Jerk is the rate of change of acceleration — the quantity that decides whether a robot's motion feels smooth or slams. Limiting it protects mechanisms, payloads, and precision, and is why high-end motion uses S-curve profiles.
Jerk is how suddenly acceleration changes. A bus that eases into motion has low jerk; one that lurches has high jerk. Robots limit jerk so their motion is smooth and doesn't rattle parts or spill delicate payloads.
Everyone knows position, speed, and acceleration. One step further is jerk — how fast the acceleration itself changes — and for robot motion quality, it's the number that matters most.
What it is
Jerk is the rate of change of acceleration (the third derivative of position). Low jerk means force builds up gradually; high jerk means force changes abruptly. You feel it every day: a smooth elevator eases you into motion (low jerk), while a jerky bus throws you forward as it lurches (high jerk) — same acceleration, very different comfort, all down to how suddenly it arrived.
One derivative beyond acceleration
Each step is the rate of change of the one before. Jerk governs the abruptness of force, and therefore the shock and vibration a motion produces.
Why robots limit it
Abrupt acceleration changes are hard on everything:
Mechanism wear. A sudden force change slams gear teeth and joints, exciting backlash and fatiguing parts.
Vibration. High jerk rings a flexible arm like a struck bell, so the end-effector wobbles after it stops — ruinous for precision.
Payload. A jerky move spills liquids, dislodges parts, or stresses a fragile object; a smooth one doesn't.

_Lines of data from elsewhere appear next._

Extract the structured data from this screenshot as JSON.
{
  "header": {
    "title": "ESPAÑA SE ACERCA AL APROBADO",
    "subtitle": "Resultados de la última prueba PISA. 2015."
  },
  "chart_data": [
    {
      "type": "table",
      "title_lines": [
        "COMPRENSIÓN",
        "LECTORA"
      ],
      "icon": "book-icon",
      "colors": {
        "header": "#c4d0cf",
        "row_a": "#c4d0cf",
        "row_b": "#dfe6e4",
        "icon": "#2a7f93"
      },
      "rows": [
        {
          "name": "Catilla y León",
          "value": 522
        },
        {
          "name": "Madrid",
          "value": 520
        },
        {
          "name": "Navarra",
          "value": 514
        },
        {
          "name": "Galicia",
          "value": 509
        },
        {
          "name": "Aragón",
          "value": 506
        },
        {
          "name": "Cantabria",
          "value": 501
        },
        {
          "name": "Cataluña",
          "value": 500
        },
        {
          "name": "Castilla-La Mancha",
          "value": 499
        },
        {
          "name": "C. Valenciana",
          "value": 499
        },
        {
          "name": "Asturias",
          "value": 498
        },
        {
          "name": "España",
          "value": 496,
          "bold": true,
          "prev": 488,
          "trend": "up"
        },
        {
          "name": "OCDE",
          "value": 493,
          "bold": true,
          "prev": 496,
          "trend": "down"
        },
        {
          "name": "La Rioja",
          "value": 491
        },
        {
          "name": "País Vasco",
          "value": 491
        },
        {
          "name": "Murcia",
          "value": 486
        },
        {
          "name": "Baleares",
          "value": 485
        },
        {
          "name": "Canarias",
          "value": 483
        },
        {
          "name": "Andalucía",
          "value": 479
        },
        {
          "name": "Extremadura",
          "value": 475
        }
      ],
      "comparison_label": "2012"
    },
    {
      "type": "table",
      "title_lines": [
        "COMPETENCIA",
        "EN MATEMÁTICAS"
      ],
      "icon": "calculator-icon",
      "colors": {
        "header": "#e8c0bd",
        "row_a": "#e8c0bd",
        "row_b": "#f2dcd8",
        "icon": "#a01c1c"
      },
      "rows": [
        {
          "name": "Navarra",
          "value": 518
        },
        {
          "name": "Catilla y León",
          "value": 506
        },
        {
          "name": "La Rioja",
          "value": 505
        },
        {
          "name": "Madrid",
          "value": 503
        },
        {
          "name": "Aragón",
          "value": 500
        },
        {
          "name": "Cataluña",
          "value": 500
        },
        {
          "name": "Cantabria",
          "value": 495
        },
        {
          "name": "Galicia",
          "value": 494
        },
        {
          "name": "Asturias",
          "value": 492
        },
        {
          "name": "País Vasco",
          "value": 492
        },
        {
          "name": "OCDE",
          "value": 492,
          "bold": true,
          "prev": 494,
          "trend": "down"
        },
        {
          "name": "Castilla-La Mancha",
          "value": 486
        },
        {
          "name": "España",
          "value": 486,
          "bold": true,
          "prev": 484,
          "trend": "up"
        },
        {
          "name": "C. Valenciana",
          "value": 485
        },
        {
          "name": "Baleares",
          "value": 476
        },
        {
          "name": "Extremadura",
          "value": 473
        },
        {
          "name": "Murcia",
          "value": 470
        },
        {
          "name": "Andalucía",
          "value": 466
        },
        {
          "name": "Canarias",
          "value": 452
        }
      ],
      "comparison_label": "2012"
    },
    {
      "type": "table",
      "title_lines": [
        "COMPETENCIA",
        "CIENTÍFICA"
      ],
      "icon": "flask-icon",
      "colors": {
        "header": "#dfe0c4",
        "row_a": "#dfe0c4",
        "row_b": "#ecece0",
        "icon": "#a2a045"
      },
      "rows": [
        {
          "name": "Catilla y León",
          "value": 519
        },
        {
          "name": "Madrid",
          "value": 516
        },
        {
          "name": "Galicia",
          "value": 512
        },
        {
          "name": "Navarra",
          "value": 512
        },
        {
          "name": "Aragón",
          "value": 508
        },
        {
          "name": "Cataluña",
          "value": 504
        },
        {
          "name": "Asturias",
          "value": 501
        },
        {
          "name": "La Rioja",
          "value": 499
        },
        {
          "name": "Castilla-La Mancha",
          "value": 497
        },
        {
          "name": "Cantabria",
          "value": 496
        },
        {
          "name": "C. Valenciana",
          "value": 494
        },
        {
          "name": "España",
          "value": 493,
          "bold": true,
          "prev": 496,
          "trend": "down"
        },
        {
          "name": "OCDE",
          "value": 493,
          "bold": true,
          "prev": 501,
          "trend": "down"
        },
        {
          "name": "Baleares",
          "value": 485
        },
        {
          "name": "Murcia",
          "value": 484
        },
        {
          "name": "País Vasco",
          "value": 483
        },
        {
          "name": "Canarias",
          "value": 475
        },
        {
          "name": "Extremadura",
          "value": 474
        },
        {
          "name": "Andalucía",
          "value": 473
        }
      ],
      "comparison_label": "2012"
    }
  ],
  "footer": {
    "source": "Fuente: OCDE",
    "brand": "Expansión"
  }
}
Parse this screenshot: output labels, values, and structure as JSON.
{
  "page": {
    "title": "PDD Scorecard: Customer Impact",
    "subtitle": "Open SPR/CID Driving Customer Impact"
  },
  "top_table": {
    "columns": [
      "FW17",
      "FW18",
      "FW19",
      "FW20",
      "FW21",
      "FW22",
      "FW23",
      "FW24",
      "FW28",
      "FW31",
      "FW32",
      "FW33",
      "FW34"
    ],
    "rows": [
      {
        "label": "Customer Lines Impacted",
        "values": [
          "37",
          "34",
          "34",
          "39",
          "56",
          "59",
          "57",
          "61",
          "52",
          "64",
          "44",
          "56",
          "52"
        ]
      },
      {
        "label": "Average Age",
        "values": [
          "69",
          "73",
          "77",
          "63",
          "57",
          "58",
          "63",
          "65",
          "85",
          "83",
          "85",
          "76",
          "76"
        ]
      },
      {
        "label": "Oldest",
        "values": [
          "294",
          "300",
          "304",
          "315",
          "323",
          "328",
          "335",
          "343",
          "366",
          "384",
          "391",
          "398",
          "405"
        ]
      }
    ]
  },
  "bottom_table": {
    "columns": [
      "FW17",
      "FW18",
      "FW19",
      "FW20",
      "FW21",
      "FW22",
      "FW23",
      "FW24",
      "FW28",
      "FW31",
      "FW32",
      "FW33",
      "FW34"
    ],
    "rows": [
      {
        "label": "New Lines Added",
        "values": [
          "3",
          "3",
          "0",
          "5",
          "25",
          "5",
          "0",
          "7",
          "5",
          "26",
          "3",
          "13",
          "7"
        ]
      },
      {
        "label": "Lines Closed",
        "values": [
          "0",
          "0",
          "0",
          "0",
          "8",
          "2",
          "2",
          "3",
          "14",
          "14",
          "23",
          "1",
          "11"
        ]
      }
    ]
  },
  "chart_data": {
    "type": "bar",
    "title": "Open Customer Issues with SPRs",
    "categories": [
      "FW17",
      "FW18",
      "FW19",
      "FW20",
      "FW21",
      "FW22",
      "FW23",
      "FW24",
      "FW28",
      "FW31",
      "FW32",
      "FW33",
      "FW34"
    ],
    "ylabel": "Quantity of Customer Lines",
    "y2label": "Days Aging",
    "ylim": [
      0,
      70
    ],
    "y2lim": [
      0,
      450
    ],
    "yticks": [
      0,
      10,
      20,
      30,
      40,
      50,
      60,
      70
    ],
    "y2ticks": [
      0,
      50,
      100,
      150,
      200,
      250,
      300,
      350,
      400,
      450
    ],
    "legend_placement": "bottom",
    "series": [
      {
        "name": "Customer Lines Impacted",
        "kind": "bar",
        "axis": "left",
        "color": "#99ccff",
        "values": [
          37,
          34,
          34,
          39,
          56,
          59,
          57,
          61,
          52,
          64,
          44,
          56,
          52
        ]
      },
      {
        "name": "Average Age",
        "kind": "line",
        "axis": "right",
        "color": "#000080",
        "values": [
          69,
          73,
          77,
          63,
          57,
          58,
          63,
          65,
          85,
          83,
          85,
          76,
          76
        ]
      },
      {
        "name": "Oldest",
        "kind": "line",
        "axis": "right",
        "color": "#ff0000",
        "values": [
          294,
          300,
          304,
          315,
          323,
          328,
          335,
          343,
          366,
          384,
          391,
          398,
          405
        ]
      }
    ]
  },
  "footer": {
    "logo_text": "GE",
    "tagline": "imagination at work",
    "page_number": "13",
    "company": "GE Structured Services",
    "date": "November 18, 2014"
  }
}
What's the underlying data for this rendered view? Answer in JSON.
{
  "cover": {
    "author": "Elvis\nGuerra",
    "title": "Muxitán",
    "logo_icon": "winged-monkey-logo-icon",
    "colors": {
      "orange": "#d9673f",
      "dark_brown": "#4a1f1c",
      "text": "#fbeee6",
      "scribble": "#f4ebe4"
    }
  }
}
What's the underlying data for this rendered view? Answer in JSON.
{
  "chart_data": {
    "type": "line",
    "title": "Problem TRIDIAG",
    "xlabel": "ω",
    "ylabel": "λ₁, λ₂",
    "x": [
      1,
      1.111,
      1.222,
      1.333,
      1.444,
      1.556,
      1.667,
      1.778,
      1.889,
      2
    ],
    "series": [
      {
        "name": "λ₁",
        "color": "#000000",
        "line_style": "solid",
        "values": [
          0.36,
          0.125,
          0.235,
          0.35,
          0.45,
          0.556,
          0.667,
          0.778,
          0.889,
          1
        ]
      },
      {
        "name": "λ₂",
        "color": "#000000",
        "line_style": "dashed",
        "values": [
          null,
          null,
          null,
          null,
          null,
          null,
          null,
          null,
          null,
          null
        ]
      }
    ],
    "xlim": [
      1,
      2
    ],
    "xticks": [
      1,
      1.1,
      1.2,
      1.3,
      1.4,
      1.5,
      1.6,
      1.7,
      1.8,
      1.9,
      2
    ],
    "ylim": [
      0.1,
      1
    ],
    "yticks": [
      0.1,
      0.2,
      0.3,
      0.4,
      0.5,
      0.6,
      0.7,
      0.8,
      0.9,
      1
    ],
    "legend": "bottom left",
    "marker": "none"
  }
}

Torque demands. Rapidly changing acceleration means rapidly changing torque, which strains motors and drives.
Where it shows up
A plain trapezoidal velocity profile switches acceleration on and off instantly — that's infinite jerk at the corners, the source of the characteristic "clunk." The fix is the S-curve profile, which ramps acceleration gradually so jerk stays bounded. Jerk limits are standard settings on CNC machines, servo drives, elevators, and camera gimbals — anywhere smoothness, precision, or comfort matters.
Why it matters
Jerk is the quiet arbiter of motion quality. Two robots can hit the same speed and acceleration, yet one moves like silk and the other rattles itself apart — the difference is jerk. Managing it is central to precision motion and long mechanism life.